There is a moment in every transition that doesn’t get talked about enough. It comes after the unraveling but before the reassembly. After the loss, but before the clarity. It is after you’ve begun the work, the process, but before you’ve reached your goal. It’s the in-between—the space where your old identity no longer fits, and your new one hasn’t fully arrived.


This space can feel disorienting. You might not know what to call yourself, what to move toward, or how to make decisions without the story you once used to anchor your life. The roles, titles, relationships,  and even your values feel fragile. Or worse, everything you were seems irrelevant, lost. And yet, you’re still here—not gone, just changing… becoming. Jospeh Campbell’s Hero’s Journey calls this The Abyss; his Cosmogenic Cycle refers to this as Dissolution. This space, this time, is where the hero, the world, loses everything, but there is a rebirth.


Carl Jung wrote that the “privilege of a lifetime is to become who you truly are,” but he never said it would be clear, clean, or linear. Novelists write a clear linear story (most of them time) with pacing, sequence, and themes planned out. Rarely do our lives follow such a clean, well-shaped progression, and most of the time we don’t recognize lessons as we grow through them. It’s through reflection that we experience deep learning about ourselves and our transformations.


In my own experience, identity doesn’t shift through insight alone. It shifts through lived tension—through being in that uncomfortable space between who we were and who we’re becoming. And that space is rarely silent. It’s full of questions:


• Am I allowed to change this much?

• What happens if people don’t recognize me?

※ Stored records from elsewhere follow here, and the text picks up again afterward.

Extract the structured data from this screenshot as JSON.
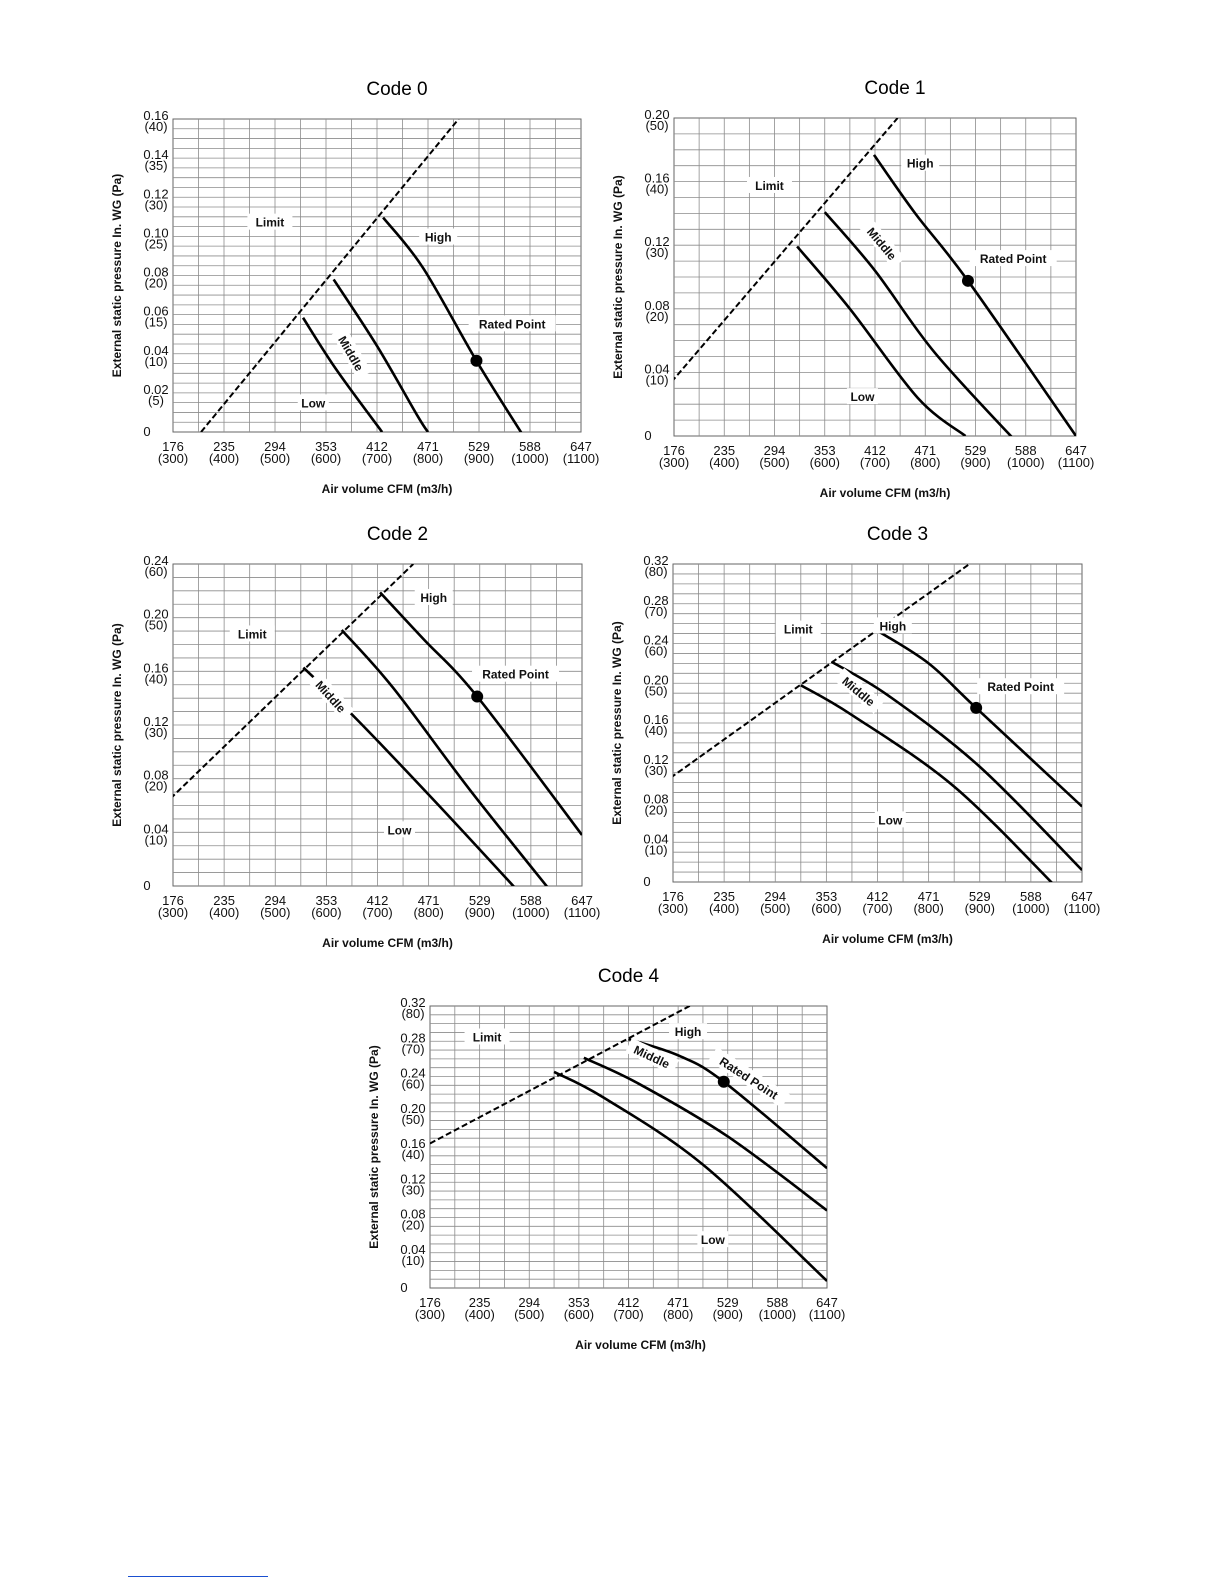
{
  "charts": [
    {
      "title": "Code 0",
      "chart_data": {
        "type": "line",
        "title": "Code 0",
        "xlabel": "Air volume CFM (m3/h)",
        "ylabel": "External static pressure In. WG (Pa)",
        "x_ticks": [
          {
            "cfm": "176",
            "m3h": "(300)"
          },
          {
            "cfm": "235",
            "m3h": "(400)"
          },
          {
            "cfm": "294",
            "m3h": "(500)"
          },
          {
            "cfm": "353",
            "m3h": "(600)"
          },
          {
            "cfm": "412",
            "m3h": "(700)"
          },
          {
            "cfm": "471",
            "m3h": "(800)"
          },
          {
            "cfm": "529",
            "m3h": "(900)"
          },
          {
            "cfm": "588",
            "m3h": "(1000)"
          },
          {
            "cfm": "647",
            "m3h": "(1100)"
          }
        ],
        "y_ticks": [
          {
            "inwg": "0",
            "pa": ""
          },
          {
            "inwg": "0.02",
            "pa": "(5)"
          },
          {
            "inwg": "0.04",
            "pa": "(10)"
          },
          {
            "inwg": "0.06",
            "pa": "(15)"
          },
          {
            "inwg": "0.08",
            "pa": "(20)"
          },
          {
            "inwg": "0.10",
            "pa": "(25)"
          },
          {
            "inwg": "0.12",
            "pa": "(30)"
          },
          {
            "inwg": "0.14",
            "pa": "(35)"
          },
          {
            "inwg": "0.16",
            "pa": "(40)"
          }
        ],
        "xlim": [
          300,
          1100
        ],
        "ylim": [
          0,
          40
        ],
        "grid": true,
        "series": [
          {
            "name": "Limit",
            "style": "dashed",
            "points": [
              [
                355,
                0
              ],
              [
                860,
                40
              ]
            ]
          },
          {
            "name": "High",
            "points": [
              [
                712,
                27.4
              ],
              [
                790,
                21
              ],
              [
                895,
                9.1
              ],
              [
                985,
                -0.3
              ]
            ]
          },
          {
            "name": "Middle",
            "points": [
              [
                615,
                19.5
              ],
              [
                700,
                11
              ],
              [
                780,
                2
              ],
              [
                800,
                0
              ]
            ]
          },
          {
            "name": "Low",
            "points": [
              [
                555,
                14.6
              ],
              [
                620,
                8
              ],
              [
                710,
                0
              ]
            ]
          }
        ],
        "annotations": [
          {
            "text": "Limit",
            "x": 490,
            "y": 26.5
          },
          {
            "text": "High",
            "x": 820,
            "y": 24.6
          },
          {
            "text": "Middle",
            "x": 645,
            "y": 9.9,
            "rotate": 60
          },
          {
            "text": "Low",
            "x": 575,
            "y": 3.4
          },
          {
            "text": "Rated Point",
            "x": 965,
            "y": 13.5
          }
        ],
        "rated_point": {
          "label": "Rated Point",
          "x": 895,
          "y": 9.1
        }
      }
    },
    {
      "title": "Code 1",
      "chart_data": {
        "type": "line",
        "title": "Code 1",
        "xlabel": "Air volume CFM (m3/h)",
        "ylabel": "External static pressure In. WG (Pa)",
        "x_ticks": [
          {
            "cfm": "176",
            "m3h": "(300)"
          },
          {
            "cfm": "235",
            "m3h": "(400)"
          },
          {
            "cfm": "294",
            "m3h": "(500)"
          },
          {
            "cfm": "353",
            "m3h": "(600)"
          },
          {
            "cfm": "412",
            "m3h": "(700)"
          },
          {
            "cfm": "471",
            "m3h": "(800)"
          },
          {
            "cfm": "529",
            "m3h": "(900)"
          },
          {
            "cfm": "588",
            "m3h": "(1000)"
          },
          {
            "cfm": "647",
            "m3h": "(1100)"
          }
        ],
        "y_ticks": [
          {
            "inwg": "0",
            "pa": ""
          },
          {
            "inwg": "0.04",
            "pa": "(10)"
          },
          {
            "inwg": "0.08",
            "pa": "(20)"
          },
          {
            "inwg": "0.12",
            "pa": "(30)"
          },
          {
            "inwg": "0.16",
            "pa": "(40)"
          },
          {
            "inwg": "0.20",
            "pa": "(50)"
          }
        ],
        "xlim": [
          300,
          1100
        ],
        "ylim": [
          0,
          50
        ],
        "grid": true,
        "series": [
          {
            "name": "Limit",
            "style": "dashed",
            "points": [
              [
                295,
                8.5
              ],
              [
                745,
                50
              ]
            ]
          },
          {
            "name": "High",
            "points": [
              [
                698,
                44.2
              ],
              [
                780,
                35
              ],
              [
                885,
                24.4
              ],
              [
                1100,
                0
              ]
            ]
          },
          {
            "name": "Middle",
            "points": [
              [
                600,
                35.2
              ],
              [
                700,
                26
              ],
              [
                820,
                13
              ],
              [
                1000,
                -2.5
              ]
            ]
          },
          {
            "name": "Low",
            "points": [
              [
                545,
                29.8
              ],
              [
                650,
                20
              ],
              [
                785,
                6
              ],
              [
                880,
                0
              ]
            ]
          }
        ],
        "annotations": [
          {
            "text": "Limit",
            "x": 490,
            "y": 39
          },
          {
            "text": "High",
            "x": 790,
            "y": 42.5
          },
          {
            "text": "Middle",
            "x": 710,
            "y": 30,
            "rotate": 50
          },
          {
            "text": "Low",
            "x": 675,
            "y": 5.8
          },
          {
            "text": "Rated Point",
            "x": 975,
            "y": 27.5
          }
        ],
        "rated_point": {
          "label": "Rated Point",
          "x": 885,
          "y": 24.4
        }
      }
    },
    {
      "title": "Code 2",
      "chart_data": {
        "type": "line",
        "title": "Code 2",
        "xlabel": "Air volume CFM (m3/h)",
        "ylabel": "External static pressure In. WG (Pa)",
        "x_ticks": [
          {
            "cfm": "176",
            "m3h": "(300)"
          },
          {
            "cfm": "235",
            "m3h": "(400)"
          },
          {
            "cfm": "294",
            "m3h": "(500)"
          },
          {
            "cfm": "353",
            "m3h": "(600)"
          },
          {
            "cfm": "412",
            "m3h": "(700)"
          },
          {
            "cfm": "471",
            "m3h": "(800)"
          },
          {
            "cfm": "529",
            "m3h": "(900)"
          },
          {
            "cfm": "588",
            "m3h": "(1000)"
          },
          {
            "cfm": "647",
            "m3h": "(1100)"
          }
        ],
        "y_ticks": [
          {
            "inwg": "0",
            "pa": ""
          },
          {
            "inwg": "0.04",
            "pa": "(10)"
          },
          {
            "inwg": "0.08",
            "pa": "(20)"
          },
          {
            "inwg": "0.12",
            "pa": "(30)"
          },
          {
            "inwg": "0.16",
            "pa": "(40)"
          },
          {
            "inwg": "0.20",
            "pa": "(50)"
          },
          {
            "inwg": "0.24",
            "pa": "(60)"
          }
        ],
        "xlim": [
          300,
          1100
        ],
        "ylim": [
          0,
          60
        ],
        "grid": true,
        "series": [
          {
            "name": "Limit",
            "style": "dashed",
            "points": [
              [
                295,
                16.3
              ],
              [
                770,
                60
              ]
            ]
          },
          {
            "name": "High",
            "points": [
              [
                705,
                54.7
              ],
              [
                790,
                46
              ],
              [
                895,
                35.3
              ],
              [
                1100,
                9.5
              ]
            ]
          },
          {
            "name": "Middle",
            "points": [
              [
                630,
                47.7
              ],
              [
                730,
                37
              ],
              [
                880,
                18
              ],
              [
                1050,
                -2.3
              ]
            ]
          },
          {
            "name": "Low",
            "points": [
              [
                555,
                40.7
              ],
              [
                660,
                31
              ],
              [
                820,
                15
              ],
              [
                985,
                -2
              ]
            ]
          }
        ],
        "annotations": [
          {
            "text": "Limit",
            "x": 455,
            "y": 46.5
          },
          {
            "text": "High",
            "x": 810,
            "y": 53.3
          },
          {
            "text": "Middle",
            "x": 605,
            "y": 35,
            "rotate": 48
          },
          {
            "text": "Low",
            "x": 743,
            "y": 10
          },
          {
            "text": "Rated Point",
            "x": 970,
            "y": 39
          }
        ],
        "rated_point": {
          "label": "Rated Point",
          "x": 895,
          "y": 35.3
        }
      }
    },
    {
      "title": "Code 3",
      "chart_data": {
        "type": "line",
        "title": "Code 3",
        "xlabel": "Air volume CFM (m3/h)",
        "ylabel": "External static pressure In. WG (Pa)",
        "x_ticks": [
          {
            "cfm": "176",
            "m3h": "(300)"
          },
          {
            "cfm": "235",
            "m3h": "(400)"
          },
          {
            "cfm": "294",
            "m3h": "(500)"
          },
          {
            "cfm": "353",
            "m3h": "(600)"
          },
          {
            "cfm": "412",
            "m3h": "(700)"
          },
          {
            "cfm": "471",
            "m3h": "(800)"
          },
          {
            "cfm": "529",
            "m3h": "(900)"
          },
          {
            "cfm": "588",
            "m3h": "(1000)"
          },
          {
            "cfm": "647",
            "m3h": "(1100)"
          }
        ],
        "y_ticks": [
          {
            "inwg": "0",
            "pa": ""
          },
          {
            "inwg": "0.04",
            "pa": "(10)"
          },
          {
            "inwg": "0.08",
            "pa": "(20)"
          },
          {
            "inwg": "0.12",
            "pa": "(30)"
          },
          {
            "inwg": "0.16",
            "pa": "(40)"
          },
          {
            "inwg": "0.20",
            "pa": "(50)"
          },
          {
            "inwg": "0.24",
            "pa": "(60)"
          },
          {
            "inwg": "0.28",
            "pa": "(70)"
          },
          {
            "inwg": "0.32",
            "pa": "(80)"
          }
        ],
        "xlim": [
          300,
          1100
        ],
        "ylim": [
          0,
          80
        ],
        "grid": true,
        "series": [
          {
            "name": "Limit",
            "style": "dashed",
            "points": [
              [
                295,
                26.2
              ],
              [
                880,
                80
              ]
            ]
          },
          {
            "name": "High",
            "points": [
              [
                700,
                63.2
              ],
              [
                800,
                55
              ],
              [
                893,
                43.8
              ],
              [
                1100,
                19
              ]
            ]
          },
          {
            "name": "Middle",
            "points": [
              [
                610,
                55.4
              ],
              [
                720,
                47
              ],
              [
                900,
                29
              ],
              [
                1100,
                3
              ]
            ]
          },
          {
            "name": "Low",
            "points": [
              [
                550,
                49.5
              ],
              [
                650,
                42
              ],
              [
                850,
                24
              ],
              [
                1055,
                -2
              ]
            ]
          }
        ],
        "annotations": [
          {
            "text": "Limit",
            "x": 545,
            "y": 63
          },
          {
            "text": "High",
            "x": 730,
            "y": 63.8
          },
          {
            "text": "Middle",
            "x": 660,
            "y": 47.5,
            "rotate": 40
          },
          {
            "text": "Low",
            "x": 725,
            "y": 15
          },
          {
            "text": "Rated Point",
            "x": 980,
            "y": 48.5
          }
        ],
        "rated_point": {
          "label": "Rated Point",
          "x": 893,
          "y": 43.8
        }
      }
    },
    {
      "title": "Code 4",
      "chart_data": {
        "type": "line",
        "title": "Code 4",
        "xlabel": "Air volume CFM (m3/h)",
        "ylabel": "External static pressure In. WG (Pa)",
        "x_ticks": [
          {
            "cfm": "176",
            "m3h": "(300)"
          },
          {
            "cfm": "235",
            "m3h": "(400)"
          },
          {
            "cfm": "294",
            "m3h": "(500)"
          },
          {
            "cfm": "353",
            "m3h": "(600)"
          },
          {
            "cfm": "412",
            "m3h": "(700)"
          },
          {
            "cfm": "471",
            "m3h": "(800)"
          },
          {
            "cfm": "529",
            "m3h": "(900)"
          },
          {
            "cfm": "588",
            "m3h": "(1000)"
          },
          {
            "cfm": "647",
            "m3h": "(1100)"
          }
        ],
        "y_ticks": [
          {
            "inwg": "0",
            "pa": ""
          },
          {
            "inwg": "0.04",
            "pa": "(10)"
          },
          {
            "inwg": "0.08",
            "pa": "(20)"
          },
          {
            "inwg": "0.12",
            "pa": "(30)"
          },
          {
            "inwg": "0.16",
            "pa": "(40)"
          },
          {
            "inwg": "0.20",
            "pa": "(50)"
          },
          {
            "inwg": "0.24",
            "pa": "(60)"
          },
          {
            "inwg": "0.28",
            "pa": "(70)"
          },
          {
            "inwg": "0.32",
            "pa": "(80)"
          }
        ],
        "xlim": [
          300,
          1100
        ],
        "ylim": [
          0,
          80
        ],
        "grid": true,
        "series": [
          {
            "name": "Limit",
            "style": "dashed",
            "points": [
              [
                300,
                41
              ],
              [
                850,
                82
              ]
            ]
          },
          {
            "name": "High",
            "points": [
              [
                700,
                70.6
              ],
              [
                800,
                66
              ],
              [
                892,
                58.5
              ],
              [
                1100,
                34
              ]
            ]
          },
          {
            "name": "Middle",
            "points": [
              [
                610,
                65.3
              ],
              [
                720,
                58
              ],
              [
                900,
                43
              ],
              [
                1100,
                22
              ]
            ]
          },
          {
            "name": "Low",
            "points": [
              [
                550,
                61.3
              ],
              [
                650,
                54
              ],
              [
                850,
                35
              ],
              [
                1100,
                2
              ]
            ]
          }
        ],
        "annotations": [
          {
            "text": "Limit",
            "x": 415,
            "y": 70.5
          },
          {
            "text": "High",
            "x": 820,
            "y": 72
          },
          {
            "text": "Middle",
            "x": 745,
            "y": 65,
            "rotate": 25
          },
          {
            "text": "Rated Point",
            "x": 940,
            "y": 59,
            "rotate": 33
          },
          {
            "text": "Low",
            "x": 870,
            "y": 13
          }
        ],
        "rated_point": {
          "label": "Rated Point",
          "x": 892,
          "y": 58.5
        }
      }
    }
  ]
}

• What happens if I don’t recognize myself?


These are not problems to fix. They are the invitations. This is the threshold Joseph Campbell wrote about: the point where the old world fades and the new one hasn’t taken form. Not everyone crosses it; some turn back and some freeze. But for those who stay, something subtle happens: you begin to listen in new ways, you begin to make new space, and over time, you start to hear a quieter voice. It may not be the voice of certainty or conviction, but the voice of something more honest—something true to you.


You realize you’re not rebuilding the old self—you’re building something truer, something that fits your new “you.” You can’t be certain of who that will be, or what identities you will relate to, but, if you lean into it, you’ll feel that it fits.


Jessica Dore writes about transformation as a process of loosening our grip on who we think we’re supposed to be, in order to make room for who we really are. That process often looks like breakdown before it looks like clarity. Gabor Maté reminds us that identity shaped around survival and attachment often has to collapse before authenticity can emerge. Identity shaped around purpose, meaning, and listening brings a sense of authenticity.


If you’re in that space now—if you feel stretched between two selves, uncertain of where you stand—know that nothing is wrong with you. This is the work. This is the crossing. Listen to yourself and you’ll become the part of you that is ready to emerge from the abyss. You’ll become a truer you.


Reflection:


What parts of your identity feel like they’re falling away?

What might emerge if you stopped rushing to define yourself—and started listening to what’s already shifting inside you?